Massimo De Gaudio preferiva l’inverno.
Non ci sarebbe stato niente di strano, ma il professore, come gli abitanti di Solchiaro lo chiamavano quando, abbassando la voce, parlavano di lui, aveva scelto di vivere in un’isola e in quell’isola ci stava di gran lunga meglio nei mesi freddi, quando la tramontana teneva lontano i chiassosi bagnanti, quando i rifiuti non traboccavano dai cassonetti, quando il greve profumo di pesce a buon mercato cotto all’aperto non appestava l’aria e quando il sonno non era compromesso da un’incomprensibile musica sparata ad altissimo volume.
Solchiaro stessa, d’altronde, era un’isola nell’isola; e di per sé forniva una precisa indicazione sullo spirito e sull’atteggiamento di chi sceglieva di viverci, non essendoci nato e nemmeno facendo parte di una generazione successiva a qualche ottocentesca migrazione. Un luogo appartato, una lingua di terra che si addentrava nell’acqua grigia. Niente eventi, niente attrazioni, niente di niente. Poche case, un emporio e una cappella chiusa, dedicata alla Madonna degli Agonizzanti ma per scaramanzia detta semplicemente ’A Marunnella. Essere forestiero, in un posto così, equivaleva a provenire da un altro pianeta.
Massimo abitava in una casa bassa, a un solo piano, con un cancelletto di ferro e un piccolo giardino con qualche albero da frutto. Giardino e alberi giravano attorno alla costruzione, isolandola ulteriormente. Non che ce ne fosse particolare bisogno: c’erano altre abitazioni ma molto distanti, come a sottolineare la disposizione all’isolamento di chi sceglieva di vivere lì.
Raramente si recava nella parte più abitata dell’isola, anche quando, come in quel piovoso novembre, restavano i pochi che non prendevano il traghetto per andare a lavorare in terraferma. Gli bastava l’emporio, non aveva grandi esigenze. Un paio di volte l’anno andava in libreria e faceva un po’ di provvista, il resto del tempo ascoltava musica alla radio. Al vecchio televisore del salotto lasciava il compito di trasmettere il telegiornale della sera.
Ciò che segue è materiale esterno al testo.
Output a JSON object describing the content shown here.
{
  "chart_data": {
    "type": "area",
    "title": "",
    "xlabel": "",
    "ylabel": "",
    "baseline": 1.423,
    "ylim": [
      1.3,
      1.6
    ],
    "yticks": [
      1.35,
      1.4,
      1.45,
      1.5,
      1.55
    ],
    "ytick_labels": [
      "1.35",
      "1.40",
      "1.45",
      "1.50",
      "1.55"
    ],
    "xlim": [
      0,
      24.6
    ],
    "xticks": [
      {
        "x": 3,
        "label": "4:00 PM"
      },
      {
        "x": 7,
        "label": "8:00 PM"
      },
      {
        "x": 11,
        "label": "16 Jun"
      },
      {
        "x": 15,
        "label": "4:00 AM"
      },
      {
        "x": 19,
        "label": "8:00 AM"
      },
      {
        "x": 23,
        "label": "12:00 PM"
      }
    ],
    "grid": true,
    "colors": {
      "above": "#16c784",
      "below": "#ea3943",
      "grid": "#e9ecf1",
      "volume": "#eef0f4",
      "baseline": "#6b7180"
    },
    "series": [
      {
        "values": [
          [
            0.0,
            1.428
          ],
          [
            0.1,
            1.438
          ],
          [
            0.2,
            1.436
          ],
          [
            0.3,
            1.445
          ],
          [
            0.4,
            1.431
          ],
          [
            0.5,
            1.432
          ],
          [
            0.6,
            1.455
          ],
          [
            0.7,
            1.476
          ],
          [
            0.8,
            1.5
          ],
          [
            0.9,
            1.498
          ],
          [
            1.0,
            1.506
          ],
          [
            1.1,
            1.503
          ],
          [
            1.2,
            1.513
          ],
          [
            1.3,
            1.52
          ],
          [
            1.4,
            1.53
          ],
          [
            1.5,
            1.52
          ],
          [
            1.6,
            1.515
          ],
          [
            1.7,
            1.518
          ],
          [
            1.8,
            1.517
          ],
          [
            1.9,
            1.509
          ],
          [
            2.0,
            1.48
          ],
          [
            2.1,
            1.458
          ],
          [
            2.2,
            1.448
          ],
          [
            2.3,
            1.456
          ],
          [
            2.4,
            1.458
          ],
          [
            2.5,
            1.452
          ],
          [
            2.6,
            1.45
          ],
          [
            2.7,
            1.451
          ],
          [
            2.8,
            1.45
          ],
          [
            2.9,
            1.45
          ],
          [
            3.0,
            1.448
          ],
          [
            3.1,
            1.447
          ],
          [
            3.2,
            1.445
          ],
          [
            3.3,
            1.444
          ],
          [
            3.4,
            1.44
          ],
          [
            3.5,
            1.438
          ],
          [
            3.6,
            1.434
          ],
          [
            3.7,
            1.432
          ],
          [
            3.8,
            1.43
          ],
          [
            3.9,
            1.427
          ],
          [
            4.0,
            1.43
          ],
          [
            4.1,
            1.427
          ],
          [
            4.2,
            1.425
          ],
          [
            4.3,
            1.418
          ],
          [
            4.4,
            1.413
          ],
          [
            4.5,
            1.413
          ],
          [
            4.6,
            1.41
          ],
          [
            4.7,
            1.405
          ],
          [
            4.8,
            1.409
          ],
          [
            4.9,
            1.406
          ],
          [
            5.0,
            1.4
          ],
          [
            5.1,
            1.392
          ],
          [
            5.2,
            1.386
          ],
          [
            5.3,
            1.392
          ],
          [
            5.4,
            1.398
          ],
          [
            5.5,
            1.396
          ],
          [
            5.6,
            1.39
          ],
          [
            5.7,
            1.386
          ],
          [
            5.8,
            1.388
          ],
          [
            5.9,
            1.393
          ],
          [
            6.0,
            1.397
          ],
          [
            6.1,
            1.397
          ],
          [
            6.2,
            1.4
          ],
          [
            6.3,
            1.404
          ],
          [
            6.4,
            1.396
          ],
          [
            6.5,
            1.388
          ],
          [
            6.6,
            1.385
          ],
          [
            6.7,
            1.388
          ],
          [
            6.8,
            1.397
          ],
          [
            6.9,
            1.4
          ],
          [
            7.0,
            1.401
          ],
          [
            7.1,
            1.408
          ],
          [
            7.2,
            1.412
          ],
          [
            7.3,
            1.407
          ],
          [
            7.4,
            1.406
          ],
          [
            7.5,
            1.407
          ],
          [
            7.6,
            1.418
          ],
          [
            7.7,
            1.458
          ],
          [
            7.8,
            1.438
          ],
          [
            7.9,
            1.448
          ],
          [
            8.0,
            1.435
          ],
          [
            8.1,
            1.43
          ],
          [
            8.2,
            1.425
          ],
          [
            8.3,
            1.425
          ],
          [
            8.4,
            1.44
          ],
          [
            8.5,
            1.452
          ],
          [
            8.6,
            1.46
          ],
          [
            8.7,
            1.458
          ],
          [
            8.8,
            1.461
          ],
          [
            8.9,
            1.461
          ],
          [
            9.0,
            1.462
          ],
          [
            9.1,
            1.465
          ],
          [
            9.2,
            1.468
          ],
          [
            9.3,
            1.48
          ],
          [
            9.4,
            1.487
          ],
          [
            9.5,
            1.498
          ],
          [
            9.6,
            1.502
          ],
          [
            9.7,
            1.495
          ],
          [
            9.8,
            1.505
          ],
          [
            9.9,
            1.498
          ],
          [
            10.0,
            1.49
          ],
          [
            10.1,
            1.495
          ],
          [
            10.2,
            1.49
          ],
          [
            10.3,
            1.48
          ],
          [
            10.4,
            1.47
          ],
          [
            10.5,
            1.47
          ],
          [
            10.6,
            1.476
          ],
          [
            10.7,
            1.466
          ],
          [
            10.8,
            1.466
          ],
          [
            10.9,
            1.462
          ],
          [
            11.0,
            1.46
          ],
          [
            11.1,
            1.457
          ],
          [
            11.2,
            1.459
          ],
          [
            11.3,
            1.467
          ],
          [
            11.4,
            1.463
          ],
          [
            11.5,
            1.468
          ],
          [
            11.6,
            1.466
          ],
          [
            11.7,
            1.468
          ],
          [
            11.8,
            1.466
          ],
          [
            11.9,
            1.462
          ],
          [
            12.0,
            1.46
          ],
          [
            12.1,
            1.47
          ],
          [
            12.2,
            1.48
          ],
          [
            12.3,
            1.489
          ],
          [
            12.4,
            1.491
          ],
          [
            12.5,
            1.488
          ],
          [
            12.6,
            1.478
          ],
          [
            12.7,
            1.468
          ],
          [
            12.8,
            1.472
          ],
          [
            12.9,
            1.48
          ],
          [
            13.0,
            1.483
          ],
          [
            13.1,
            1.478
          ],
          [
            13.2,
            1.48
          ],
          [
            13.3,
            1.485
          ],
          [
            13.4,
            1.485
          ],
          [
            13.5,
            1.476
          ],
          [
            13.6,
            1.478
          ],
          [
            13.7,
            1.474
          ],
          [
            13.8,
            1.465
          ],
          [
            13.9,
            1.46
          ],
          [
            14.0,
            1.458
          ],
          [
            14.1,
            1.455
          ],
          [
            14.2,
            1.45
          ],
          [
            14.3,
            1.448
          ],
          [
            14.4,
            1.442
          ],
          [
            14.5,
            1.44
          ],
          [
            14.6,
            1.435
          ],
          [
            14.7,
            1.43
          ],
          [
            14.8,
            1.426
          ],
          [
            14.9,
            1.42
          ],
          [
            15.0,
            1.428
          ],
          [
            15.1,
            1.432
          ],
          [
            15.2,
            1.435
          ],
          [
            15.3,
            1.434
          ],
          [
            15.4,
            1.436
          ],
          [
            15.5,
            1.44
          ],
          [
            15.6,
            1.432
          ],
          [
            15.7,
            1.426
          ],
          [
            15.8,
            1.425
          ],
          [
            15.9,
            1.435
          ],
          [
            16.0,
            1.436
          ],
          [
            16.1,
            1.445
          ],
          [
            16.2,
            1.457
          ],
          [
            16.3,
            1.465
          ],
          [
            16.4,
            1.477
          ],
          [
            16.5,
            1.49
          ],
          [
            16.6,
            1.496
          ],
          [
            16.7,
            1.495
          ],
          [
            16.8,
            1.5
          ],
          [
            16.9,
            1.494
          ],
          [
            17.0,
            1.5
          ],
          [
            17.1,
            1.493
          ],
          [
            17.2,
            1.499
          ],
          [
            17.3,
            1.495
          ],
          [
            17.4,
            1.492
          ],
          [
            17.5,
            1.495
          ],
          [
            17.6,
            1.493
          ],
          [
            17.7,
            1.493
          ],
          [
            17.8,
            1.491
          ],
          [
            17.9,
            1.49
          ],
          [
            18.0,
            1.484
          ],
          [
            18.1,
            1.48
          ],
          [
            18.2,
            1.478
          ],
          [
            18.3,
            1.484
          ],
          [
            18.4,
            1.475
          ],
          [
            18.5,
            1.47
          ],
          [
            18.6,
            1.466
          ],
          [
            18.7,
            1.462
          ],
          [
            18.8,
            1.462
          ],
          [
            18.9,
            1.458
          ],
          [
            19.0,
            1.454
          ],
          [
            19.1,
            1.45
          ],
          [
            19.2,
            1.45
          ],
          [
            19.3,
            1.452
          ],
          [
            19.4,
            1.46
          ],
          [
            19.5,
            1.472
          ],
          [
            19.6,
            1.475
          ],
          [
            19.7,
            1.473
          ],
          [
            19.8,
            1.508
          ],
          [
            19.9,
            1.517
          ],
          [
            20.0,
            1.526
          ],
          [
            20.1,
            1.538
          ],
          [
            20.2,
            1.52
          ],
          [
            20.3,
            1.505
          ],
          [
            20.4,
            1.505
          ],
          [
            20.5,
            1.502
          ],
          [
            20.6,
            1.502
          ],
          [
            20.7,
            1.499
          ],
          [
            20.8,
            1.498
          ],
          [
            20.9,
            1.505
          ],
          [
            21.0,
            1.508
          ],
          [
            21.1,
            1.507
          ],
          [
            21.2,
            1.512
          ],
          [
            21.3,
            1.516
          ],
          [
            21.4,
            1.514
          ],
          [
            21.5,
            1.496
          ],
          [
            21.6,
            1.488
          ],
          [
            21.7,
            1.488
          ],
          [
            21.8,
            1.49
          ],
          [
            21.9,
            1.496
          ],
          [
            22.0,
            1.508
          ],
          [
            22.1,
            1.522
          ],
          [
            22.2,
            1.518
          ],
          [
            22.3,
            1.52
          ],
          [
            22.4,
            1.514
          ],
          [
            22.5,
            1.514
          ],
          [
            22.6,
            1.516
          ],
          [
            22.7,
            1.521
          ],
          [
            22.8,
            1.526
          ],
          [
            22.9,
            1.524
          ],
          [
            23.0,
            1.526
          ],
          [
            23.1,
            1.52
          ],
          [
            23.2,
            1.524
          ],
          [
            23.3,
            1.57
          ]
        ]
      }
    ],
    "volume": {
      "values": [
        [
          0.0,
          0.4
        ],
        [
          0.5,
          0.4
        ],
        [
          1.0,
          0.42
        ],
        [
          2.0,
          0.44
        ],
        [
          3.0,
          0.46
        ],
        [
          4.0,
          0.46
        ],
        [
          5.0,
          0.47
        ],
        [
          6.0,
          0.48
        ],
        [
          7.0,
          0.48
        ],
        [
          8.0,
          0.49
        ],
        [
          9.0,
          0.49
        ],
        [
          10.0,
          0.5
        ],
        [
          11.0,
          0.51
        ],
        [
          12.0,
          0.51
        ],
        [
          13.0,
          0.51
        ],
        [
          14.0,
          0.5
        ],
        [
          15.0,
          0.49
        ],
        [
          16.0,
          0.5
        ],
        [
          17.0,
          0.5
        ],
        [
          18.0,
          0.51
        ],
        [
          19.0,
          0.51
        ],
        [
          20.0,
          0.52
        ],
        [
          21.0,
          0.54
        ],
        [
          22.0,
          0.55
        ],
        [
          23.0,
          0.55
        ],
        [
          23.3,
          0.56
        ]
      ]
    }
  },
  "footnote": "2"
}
Anche d’estate cercava di mantenere una vita estremamente abitudinaria, pure nei giorni a cavallo di Ferragosto in cui la figlia andava a fargli visita con il nipotino. D’altra parte Cristina approfittava di quel tempo lontana dalla sua vita al Nord e dal marito, che si limitava ad accompagnarla e tornare a riprenderla, per rivedere vecchie amicizie e per riposarsi al sole, e Checco se ne stava tranquillo a osservare quello che faceva il nonno senza disturbare mai. Per Massimo, tutto sommato, quel dazio ai legami di sangue era un pagamento accettabile. Sempre se non si eccedevano i dieci giorni.
Adesso però dell’estate non c’era più nemmeno l’ombra. Il vento soffiava incessante spogliando alberi e portando in giro malinconici fogli di vecchi giornali. I gabbiani si spostavano inquieti, lanciando grida che a volte sembravano umane. Il mare, a distanza, continuava a infrangersi rumorosamente contro le rocce.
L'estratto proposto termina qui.